NATO planning no direct military assistance to Ukraine — Foreign Minister Klimkin
Top diplomats also touched upon the situation in the conflict-torn Donetsk and Luhansk in eastern Ukraine and on the compatibility of Ukraine’s armed forces with the armies of the Alliance’s countries
BRUSSELS, October 8. /TASS/. NATO is not planning direct military assistance to Ukraine, its Foreign Minister Pavlo Klimkin said on Wednesday after a meeting with NATO’s new Secretary General Jens Stoltenberg.
“The Alliance is not planning to provide direct military assistance. We are talking about military-technical assistance from both NATO and its individual member states." Several projects for increasing the capability of Ukraine’s army, financed from four NATO trust funds, will start implementing shortly, Klimkin told TASS. “The idea is to make these trust funds to facilitate the reform of Ukrainian armed forces and the defense sector,” he explained.
Talks were also focused on the compatibility of Ukraine’s armed forces with the armies of the Alliance’s countries. “We discussed how to work on the basis of the NATO summit and the Ukraine-NATO summit in Newport, how to use the existing practical possibilities, how to effectively use the possibilities of trust funds, how to ensure mutual compatibility of Ukraine’s armed forces with the NATO armies and how we will prepare a special roadmap for this,” Klimkin said.

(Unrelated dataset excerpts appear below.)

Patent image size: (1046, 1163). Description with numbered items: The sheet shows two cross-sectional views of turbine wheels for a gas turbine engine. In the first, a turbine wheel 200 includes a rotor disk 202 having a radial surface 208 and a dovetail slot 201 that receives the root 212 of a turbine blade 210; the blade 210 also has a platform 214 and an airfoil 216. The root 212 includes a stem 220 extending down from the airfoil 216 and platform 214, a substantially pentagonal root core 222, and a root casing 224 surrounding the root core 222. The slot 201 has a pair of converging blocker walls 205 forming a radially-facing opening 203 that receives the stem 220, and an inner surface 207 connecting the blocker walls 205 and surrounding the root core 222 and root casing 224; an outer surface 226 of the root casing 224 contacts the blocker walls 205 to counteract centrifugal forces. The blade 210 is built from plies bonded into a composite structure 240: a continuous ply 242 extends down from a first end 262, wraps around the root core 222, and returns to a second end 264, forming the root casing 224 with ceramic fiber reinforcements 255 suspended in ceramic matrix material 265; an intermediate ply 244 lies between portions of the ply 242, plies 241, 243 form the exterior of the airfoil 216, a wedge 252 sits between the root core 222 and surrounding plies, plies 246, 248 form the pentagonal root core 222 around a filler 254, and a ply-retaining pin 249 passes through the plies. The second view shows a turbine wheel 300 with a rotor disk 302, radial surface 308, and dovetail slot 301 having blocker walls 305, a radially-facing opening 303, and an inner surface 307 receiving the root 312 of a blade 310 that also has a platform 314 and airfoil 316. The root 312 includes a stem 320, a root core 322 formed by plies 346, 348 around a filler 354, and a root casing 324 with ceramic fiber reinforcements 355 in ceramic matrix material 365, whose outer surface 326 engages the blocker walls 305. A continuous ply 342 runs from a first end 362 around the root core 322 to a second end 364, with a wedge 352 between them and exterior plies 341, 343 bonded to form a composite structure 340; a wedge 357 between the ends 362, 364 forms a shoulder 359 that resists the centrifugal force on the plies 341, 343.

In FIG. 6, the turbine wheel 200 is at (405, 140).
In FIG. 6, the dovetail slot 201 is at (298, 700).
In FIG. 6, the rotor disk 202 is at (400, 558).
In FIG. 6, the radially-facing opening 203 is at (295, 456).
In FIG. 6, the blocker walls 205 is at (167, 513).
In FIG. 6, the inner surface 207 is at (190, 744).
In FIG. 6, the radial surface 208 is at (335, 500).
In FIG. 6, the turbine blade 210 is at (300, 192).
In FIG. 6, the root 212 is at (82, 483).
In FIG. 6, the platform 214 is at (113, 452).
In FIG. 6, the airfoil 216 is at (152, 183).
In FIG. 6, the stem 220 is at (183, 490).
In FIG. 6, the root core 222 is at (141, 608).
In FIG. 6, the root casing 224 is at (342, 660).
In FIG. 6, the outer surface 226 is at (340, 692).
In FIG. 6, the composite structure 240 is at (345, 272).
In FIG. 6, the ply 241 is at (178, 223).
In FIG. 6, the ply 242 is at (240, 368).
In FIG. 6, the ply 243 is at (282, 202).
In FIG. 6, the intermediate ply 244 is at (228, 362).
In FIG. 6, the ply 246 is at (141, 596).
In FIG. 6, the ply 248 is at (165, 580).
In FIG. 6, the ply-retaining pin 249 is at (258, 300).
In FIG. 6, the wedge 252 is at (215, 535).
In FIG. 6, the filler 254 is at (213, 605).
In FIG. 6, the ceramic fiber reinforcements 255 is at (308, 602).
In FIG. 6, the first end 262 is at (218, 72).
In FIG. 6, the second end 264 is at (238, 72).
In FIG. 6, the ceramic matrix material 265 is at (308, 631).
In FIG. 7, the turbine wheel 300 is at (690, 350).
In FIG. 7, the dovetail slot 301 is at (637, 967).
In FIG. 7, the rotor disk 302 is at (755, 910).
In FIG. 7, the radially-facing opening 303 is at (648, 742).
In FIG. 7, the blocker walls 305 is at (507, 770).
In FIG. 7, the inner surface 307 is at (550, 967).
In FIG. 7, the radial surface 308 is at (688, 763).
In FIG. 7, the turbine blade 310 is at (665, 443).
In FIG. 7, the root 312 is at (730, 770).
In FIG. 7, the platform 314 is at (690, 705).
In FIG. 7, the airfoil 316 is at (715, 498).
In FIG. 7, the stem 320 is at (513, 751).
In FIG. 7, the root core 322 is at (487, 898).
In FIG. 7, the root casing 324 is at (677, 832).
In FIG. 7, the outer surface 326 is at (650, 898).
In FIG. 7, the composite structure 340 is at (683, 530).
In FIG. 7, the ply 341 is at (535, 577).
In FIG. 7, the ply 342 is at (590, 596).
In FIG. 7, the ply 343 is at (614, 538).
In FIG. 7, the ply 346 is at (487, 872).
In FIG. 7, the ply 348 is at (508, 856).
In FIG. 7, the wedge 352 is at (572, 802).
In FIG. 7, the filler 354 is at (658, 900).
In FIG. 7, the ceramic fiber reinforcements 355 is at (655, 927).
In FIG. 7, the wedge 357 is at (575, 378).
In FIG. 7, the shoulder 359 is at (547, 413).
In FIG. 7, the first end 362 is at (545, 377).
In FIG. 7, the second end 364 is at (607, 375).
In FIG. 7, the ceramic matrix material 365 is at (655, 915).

He said his meeting with Stoltenberg had also touched upon the situation in the conflict-torn Donetsk and Luhansk in eastern Ukraine. “He (the NATO Secretary General) fully agreed with me and supported Ukraine on the need for sustainable ceasefire, effective control on the Ukrainian-Russian border, and progress on the issue of refugees. There are still up to 600 captives,” Klimkin said. NATO's top diplomat also noted the need for organizing true elections in the Donetsk and Luhansk regions in accordance with Ukrainian legislation and reaffirmed the Alliance’s determination to provide “political support in stabilizing the situation in Donetsk and Luhansk and the whole political process”.